To determine the viral diagnosis and the outcome of eyes with acute retinal necrosis
(ARN) treated with intravenous acyclovir and oral prednisolone alone or combined with
early vitrectomy and intravitreal acyclovir lavage.
Nonrandomized, retrospective, interventional, comparative, consecutive series.
A cohort of 27 human immunodeficiency virus-negative patients with ARN comprising
24 unilateral and 3 bilateral cases.
Vitreous biopsy for viral diagnosis. Twenty eyes were treated with intravenous acyclovir
in combination with oral prednisolone (group A). Ten eyes were treated additionally
with early vitrectomy, intravitreal acyclovir lavage, laser demarcation of necrotic
retinal areas when feasible-with or without scleral buckling, and gas or silicone
oil tamponade (group B). Vitrectomy was performed in all cases of secondary rhegmatogenous
retinal detachment (RD).
Results of vitreous biopsy, rate of RD, rate of phthisis bulbi, and course of best-corrected
visual acuity (BCVA).
Varicella zoster virus (VZV) was detected in 26 eyes, followed by herpes simplex virus
(5 eyes), and Epstein-Barr virus (2 eyes, in conjunction with VZV). An RD developed
in more eyes in group A (18 of 20 eyes) than in group B (4 of 10 eyes; P = 0.007).

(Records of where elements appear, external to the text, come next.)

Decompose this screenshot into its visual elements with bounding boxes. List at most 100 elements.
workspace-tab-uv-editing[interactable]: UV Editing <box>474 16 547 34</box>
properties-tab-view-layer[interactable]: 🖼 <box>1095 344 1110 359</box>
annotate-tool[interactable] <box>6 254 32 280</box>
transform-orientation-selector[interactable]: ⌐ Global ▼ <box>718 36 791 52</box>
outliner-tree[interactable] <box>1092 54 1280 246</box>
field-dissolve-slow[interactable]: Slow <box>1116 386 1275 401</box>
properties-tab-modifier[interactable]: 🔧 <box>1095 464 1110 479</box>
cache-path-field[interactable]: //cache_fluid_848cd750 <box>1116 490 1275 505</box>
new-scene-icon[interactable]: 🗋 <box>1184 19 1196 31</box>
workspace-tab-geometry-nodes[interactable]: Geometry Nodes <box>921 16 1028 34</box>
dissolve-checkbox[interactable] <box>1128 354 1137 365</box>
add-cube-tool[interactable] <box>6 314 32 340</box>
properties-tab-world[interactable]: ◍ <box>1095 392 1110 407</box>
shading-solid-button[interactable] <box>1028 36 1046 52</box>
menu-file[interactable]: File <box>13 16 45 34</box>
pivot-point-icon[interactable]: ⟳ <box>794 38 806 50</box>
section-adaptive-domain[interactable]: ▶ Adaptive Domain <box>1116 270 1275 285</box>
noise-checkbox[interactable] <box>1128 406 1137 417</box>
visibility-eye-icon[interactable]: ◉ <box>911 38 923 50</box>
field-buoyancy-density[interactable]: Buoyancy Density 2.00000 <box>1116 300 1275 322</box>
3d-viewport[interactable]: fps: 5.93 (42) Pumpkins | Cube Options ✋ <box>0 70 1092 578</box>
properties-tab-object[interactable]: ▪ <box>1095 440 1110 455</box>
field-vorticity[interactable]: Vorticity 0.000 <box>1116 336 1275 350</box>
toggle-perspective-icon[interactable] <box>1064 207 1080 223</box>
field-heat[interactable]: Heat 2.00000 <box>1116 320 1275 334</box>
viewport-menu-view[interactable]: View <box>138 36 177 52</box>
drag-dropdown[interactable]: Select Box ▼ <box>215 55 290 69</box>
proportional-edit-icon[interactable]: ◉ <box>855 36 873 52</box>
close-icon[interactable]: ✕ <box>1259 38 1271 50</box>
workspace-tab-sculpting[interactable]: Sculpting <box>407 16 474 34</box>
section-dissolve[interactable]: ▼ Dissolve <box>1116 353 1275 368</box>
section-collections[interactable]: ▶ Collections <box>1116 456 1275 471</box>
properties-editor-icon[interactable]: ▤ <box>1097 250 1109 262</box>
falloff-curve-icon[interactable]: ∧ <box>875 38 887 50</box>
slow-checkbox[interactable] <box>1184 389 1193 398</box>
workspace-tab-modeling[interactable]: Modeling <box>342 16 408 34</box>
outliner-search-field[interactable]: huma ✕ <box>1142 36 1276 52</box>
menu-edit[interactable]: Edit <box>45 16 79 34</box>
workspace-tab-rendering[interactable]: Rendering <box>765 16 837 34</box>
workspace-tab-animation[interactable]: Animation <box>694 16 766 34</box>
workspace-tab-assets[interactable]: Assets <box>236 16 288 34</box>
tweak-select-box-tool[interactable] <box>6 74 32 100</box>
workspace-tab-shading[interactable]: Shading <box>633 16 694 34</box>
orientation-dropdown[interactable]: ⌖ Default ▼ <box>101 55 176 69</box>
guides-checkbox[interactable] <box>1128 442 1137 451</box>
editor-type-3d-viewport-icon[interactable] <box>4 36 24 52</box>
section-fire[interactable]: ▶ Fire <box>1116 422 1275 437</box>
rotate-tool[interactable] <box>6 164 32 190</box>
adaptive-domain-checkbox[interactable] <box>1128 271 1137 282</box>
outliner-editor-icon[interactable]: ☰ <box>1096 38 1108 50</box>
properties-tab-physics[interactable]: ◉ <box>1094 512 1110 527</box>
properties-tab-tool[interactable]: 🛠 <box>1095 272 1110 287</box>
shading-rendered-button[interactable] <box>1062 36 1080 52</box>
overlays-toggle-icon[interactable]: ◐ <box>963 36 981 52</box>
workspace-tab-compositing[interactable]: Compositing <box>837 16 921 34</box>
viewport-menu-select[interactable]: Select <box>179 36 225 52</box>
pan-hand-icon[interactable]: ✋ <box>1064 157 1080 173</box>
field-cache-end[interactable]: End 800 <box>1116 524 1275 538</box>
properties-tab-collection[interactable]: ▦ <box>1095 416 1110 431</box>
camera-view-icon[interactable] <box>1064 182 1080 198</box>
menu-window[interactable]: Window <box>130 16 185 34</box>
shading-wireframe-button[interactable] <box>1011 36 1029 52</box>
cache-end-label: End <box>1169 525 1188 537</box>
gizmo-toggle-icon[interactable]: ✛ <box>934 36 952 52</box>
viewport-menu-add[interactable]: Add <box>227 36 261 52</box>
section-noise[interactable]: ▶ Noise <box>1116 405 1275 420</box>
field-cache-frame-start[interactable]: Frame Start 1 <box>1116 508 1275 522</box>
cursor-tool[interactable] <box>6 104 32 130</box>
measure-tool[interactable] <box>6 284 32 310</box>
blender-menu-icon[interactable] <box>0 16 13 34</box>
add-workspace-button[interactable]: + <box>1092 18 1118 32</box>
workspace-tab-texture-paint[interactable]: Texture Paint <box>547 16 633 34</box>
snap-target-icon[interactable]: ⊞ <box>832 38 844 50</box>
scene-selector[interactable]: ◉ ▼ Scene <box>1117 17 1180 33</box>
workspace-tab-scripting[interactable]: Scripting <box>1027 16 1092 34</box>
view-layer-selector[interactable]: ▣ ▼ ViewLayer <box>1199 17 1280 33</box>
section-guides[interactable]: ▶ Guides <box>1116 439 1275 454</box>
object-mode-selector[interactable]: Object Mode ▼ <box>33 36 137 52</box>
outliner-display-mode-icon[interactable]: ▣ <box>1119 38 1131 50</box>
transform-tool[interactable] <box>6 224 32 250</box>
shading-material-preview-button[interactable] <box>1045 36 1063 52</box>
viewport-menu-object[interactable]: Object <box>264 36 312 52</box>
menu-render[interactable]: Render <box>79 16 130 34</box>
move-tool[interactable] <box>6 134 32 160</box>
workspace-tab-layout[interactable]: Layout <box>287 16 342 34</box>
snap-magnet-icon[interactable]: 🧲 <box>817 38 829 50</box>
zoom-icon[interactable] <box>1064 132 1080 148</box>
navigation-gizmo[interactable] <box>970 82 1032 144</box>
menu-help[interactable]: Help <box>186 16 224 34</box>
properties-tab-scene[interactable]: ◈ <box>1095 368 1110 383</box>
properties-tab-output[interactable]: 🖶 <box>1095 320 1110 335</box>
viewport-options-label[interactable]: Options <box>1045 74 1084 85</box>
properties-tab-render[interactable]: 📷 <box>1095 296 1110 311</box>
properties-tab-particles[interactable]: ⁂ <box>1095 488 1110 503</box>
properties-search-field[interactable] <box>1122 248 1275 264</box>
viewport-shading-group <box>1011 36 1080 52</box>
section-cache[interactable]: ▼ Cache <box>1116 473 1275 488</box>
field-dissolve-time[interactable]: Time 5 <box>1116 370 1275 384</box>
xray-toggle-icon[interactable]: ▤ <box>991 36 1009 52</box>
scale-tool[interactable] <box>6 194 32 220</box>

In 2 of 20 eyes in group A and in 0 of 10 eyes in group B, phthisis bulbi developed
without a significant difference between groups A and B. Mean BCVA (logarithm of the
minimum angle of resolution) at first visit was 1.09 (standard deviation [SD], 0.83),
and mean final BCVA was 1.46 (SD, 0.88) without significant difference between groups
A and B.
Varicella zoster virus is the leading cause of ARN. Visual prognosis is guarded. Early
vitrectomy with intravitreal acyclovir lavage was associated with a lower incidence
of secondary RD; however, it did not improve mean final visual acuity.